Monday, August 16, 2010

Robert Thirsk: Open the Door to Opportunity

Enjoyed an inspirational keynote by Bob Thirsk, Canadian Astronaut from the Canadian Space Agency, on Monday morning at Alberta Education's EMERGE Conference.

Powerful Ideas that Thirsk used to frame his talk that included photographs from the international space station, a video made by the crew and many, many stories about "the right stuff" for kids who are considering a career in space.


1. teachers are cool - Shirley Cole, Powell River, BC, barely remembers the day when John Glenn launched into space and she played the audio link for her grade 3 class. Most students just saw it as a passing event, but one student, Thirsk, was obviously inspired and went on to a career in space.

2. A career in space is not science fiction: Canada employs thousands of people in the Space industry

3. We learn best when we are engaged - careers in space are not desk jobs!
Get students involved in hands on activities inside the classroom and beyond via science centres, science fairs, get students involved in these fantastic learning opportunities. If you cannot get to Montreal, you can learn about these resources and use them through videoconferencing

4. A Career in Space is Challenging
Astronauts take inspiration from JF Kennedy, 'we chose to go to the moon, not because it is easy, but because it is hard (get rest of the quote)
- http://en.wikisource.org/wiki/We_choose_to_go_to_the_moon
We choose to go to the moon. We choose to go to the moon... (interrupted by applause) we choose to go to the moon in this decade and do the other things, not because they are easy, but because they are hard, because that goal will serve to organize and measure the best of our energies and skills, because that challenge is one that we are willing to accept, one we are unwilling to postpone, and one which we intend to win, and the others, too.

5. Failure is not an option – speed of events and decisions, using expensive equipment, astronauts operate on behalf of researchers who have spent years designing their experiments, just like failure is not an option for students at exam time, at high school graduation, and so on, failure is not an option.

6. We go to school to learn how to learn
The door to opportunity only opens when students acquire the needed knowledge, skills and attitudes - there are specific ksa's that scientists and astronauts need to be successful. Astronauts need to understand very complicated systems, machines, vehicles; the space station is complex on another level of magnitude.
- Willingness to undergo advanced training on an lifelong learning basis; massive amounts of information need to be acquired in a short period of time

7. You don't have to be a geek to love math and science
We do wear white lab coats, but we also wear backpacks, space suits, hiking shoes; we love going to work, and get new challenges each day, every day is different.

8. Practice makes perfect
The bulk of an astronaut’s time is spent learning and practicing for the mission, and preparing for optimal and off-optimal outcomes, unanticipated events
Simulations - practice, doing procedures over and over to get it perfect

9. Its more fun to work in a group than to work alone
Attitude - decisiveness, team work, persistence
This is the most important competency of the three - you can always learn the knowledge and skills to do the job, but not everyone can learn the attitude needed to do the job well and be successful.
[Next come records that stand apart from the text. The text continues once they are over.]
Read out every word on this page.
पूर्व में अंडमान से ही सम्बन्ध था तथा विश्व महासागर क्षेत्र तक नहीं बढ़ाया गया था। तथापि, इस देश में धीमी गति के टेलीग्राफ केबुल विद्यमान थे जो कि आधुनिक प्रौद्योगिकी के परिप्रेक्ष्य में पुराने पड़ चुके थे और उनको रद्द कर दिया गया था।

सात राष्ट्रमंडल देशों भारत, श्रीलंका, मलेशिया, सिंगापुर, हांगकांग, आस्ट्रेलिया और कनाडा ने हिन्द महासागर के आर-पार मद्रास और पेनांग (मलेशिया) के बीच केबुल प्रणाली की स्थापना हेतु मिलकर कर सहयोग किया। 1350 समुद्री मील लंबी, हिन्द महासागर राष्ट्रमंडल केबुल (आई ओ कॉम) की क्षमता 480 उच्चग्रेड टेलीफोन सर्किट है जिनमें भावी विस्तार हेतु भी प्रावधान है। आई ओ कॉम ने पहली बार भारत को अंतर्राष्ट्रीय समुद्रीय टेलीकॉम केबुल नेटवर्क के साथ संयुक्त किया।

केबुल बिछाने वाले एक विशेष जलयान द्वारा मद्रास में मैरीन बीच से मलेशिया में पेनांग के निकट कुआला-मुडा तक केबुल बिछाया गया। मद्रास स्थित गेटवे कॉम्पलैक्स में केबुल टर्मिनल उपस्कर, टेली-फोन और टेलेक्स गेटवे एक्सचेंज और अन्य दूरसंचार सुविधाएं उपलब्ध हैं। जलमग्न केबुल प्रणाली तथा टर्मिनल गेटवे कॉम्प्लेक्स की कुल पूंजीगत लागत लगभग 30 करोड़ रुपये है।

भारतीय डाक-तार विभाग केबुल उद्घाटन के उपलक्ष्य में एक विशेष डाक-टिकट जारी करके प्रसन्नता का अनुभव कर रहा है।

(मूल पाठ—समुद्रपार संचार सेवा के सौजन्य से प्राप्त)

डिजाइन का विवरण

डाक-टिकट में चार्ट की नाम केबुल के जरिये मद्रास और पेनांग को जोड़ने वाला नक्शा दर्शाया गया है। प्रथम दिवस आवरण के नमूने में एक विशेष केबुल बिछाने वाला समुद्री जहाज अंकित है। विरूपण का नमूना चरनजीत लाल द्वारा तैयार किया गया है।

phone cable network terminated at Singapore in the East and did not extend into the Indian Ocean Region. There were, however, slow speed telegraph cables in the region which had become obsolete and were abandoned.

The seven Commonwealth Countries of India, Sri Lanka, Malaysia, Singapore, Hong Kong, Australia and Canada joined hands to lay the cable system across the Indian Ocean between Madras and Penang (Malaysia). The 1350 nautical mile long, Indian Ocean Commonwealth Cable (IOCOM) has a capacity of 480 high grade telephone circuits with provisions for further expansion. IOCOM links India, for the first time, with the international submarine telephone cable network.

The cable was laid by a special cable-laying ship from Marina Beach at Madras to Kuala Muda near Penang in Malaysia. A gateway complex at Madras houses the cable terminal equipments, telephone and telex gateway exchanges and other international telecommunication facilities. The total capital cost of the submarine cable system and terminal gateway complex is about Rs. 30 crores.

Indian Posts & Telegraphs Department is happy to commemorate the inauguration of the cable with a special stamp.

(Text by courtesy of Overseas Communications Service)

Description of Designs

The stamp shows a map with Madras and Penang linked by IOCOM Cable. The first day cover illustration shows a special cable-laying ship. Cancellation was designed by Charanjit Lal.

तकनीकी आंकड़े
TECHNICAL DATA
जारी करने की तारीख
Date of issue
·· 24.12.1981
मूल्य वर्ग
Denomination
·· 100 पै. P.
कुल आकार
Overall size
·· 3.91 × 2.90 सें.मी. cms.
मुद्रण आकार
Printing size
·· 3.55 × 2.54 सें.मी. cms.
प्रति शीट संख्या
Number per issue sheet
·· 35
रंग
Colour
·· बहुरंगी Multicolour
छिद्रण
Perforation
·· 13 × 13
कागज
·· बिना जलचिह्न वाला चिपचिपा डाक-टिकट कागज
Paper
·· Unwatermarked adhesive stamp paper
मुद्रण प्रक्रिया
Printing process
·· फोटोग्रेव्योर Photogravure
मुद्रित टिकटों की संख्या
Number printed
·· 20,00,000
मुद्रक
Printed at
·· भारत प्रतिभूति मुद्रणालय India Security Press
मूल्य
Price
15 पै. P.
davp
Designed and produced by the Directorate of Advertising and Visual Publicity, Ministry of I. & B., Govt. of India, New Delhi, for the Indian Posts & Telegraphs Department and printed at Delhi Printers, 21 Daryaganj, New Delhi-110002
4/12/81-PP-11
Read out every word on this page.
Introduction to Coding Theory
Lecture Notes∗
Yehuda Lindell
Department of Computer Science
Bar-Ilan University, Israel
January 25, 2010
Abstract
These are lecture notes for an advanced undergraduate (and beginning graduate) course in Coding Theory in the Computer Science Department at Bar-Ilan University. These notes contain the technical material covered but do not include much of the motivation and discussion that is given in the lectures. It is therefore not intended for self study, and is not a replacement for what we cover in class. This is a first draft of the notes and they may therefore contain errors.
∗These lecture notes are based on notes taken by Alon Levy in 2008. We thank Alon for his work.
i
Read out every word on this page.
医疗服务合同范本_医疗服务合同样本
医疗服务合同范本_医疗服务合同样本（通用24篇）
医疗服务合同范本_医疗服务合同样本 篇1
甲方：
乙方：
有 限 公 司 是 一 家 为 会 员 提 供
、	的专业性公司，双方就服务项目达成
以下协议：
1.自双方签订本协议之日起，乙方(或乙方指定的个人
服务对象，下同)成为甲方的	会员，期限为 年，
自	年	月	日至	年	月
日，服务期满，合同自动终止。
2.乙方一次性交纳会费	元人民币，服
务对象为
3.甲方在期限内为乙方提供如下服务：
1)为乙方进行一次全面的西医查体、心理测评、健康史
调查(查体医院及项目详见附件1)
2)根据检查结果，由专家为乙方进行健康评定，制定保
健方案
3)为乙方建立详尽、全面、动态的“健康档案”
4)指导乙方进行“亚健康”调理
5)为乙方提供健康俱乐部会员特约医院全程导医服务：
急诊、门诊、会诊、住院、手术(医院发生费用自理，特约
10. People are more interesting than facts
Students want to learn about the people who have made a difference, the explorers and inventors, and what attitudes and skills were necessary, instead of just the events and accomplishments - kids are inspired and learn from the dispositions, the attitudes, the people themselves, who they were.

11. opportunities are built upon a strong educational foundation
the next generation of space workers are in today's classrooms - so, teachers have an awesome responsibility to inspire the next generation of explorers, inventors and astronauts.

Gesture and Object Based Technology

Dr. David Merrill, co-founder and president of Sifteo, was the first keynote at Alberta Education's Emerge Conference 2010 in Banff, Alberta.

Powerful Ideas David shared:

Key idea: it can take TIME to refine and improve how we use a powerful technology.
- Computer Mouse - a great idea that lasted over 40 years, from Englebart's (1968) original mouse, to the iMac mouse (1995), and latest wireless and gesture mice. Supports a range of interactions, and is also limited.
- Theremin (1928), gesture controlled pitch and volume, to O'Modhrain (2000), Stanford, who explored haptic feedback to increase playability of the Theremin, to the Wii (2006), to the Ocarina (2010), and the iPhone that supports multi-touch.
 - Videogames, Damien Lopez (2008) worked on a taxonomy of game controllers, and the types of interaction they support.


Key idea: Why our tools matter: they are objects that help us to think (Draws upon Seymour Papert's seminal work on "objects to think with"). Trying many alternatives with a minimum of effort increases our good solutions and enables us to explore problems more fully.
- Rapid prototyping, Experimentation, expression
- Access to tools matters - anytime access allows us to try more possibilities, to rethink the problems themselves

Key idea: Siftables:  Play, Learn, Create
- Key advances: multiperson, more mobile, 3D spatial, 2-handed all fingers bodily interaction, tangible: cognitively beneficial
- Object-based, gesture-based interaction with computers

David Merrill's TedTalk - demonstration of Siftables.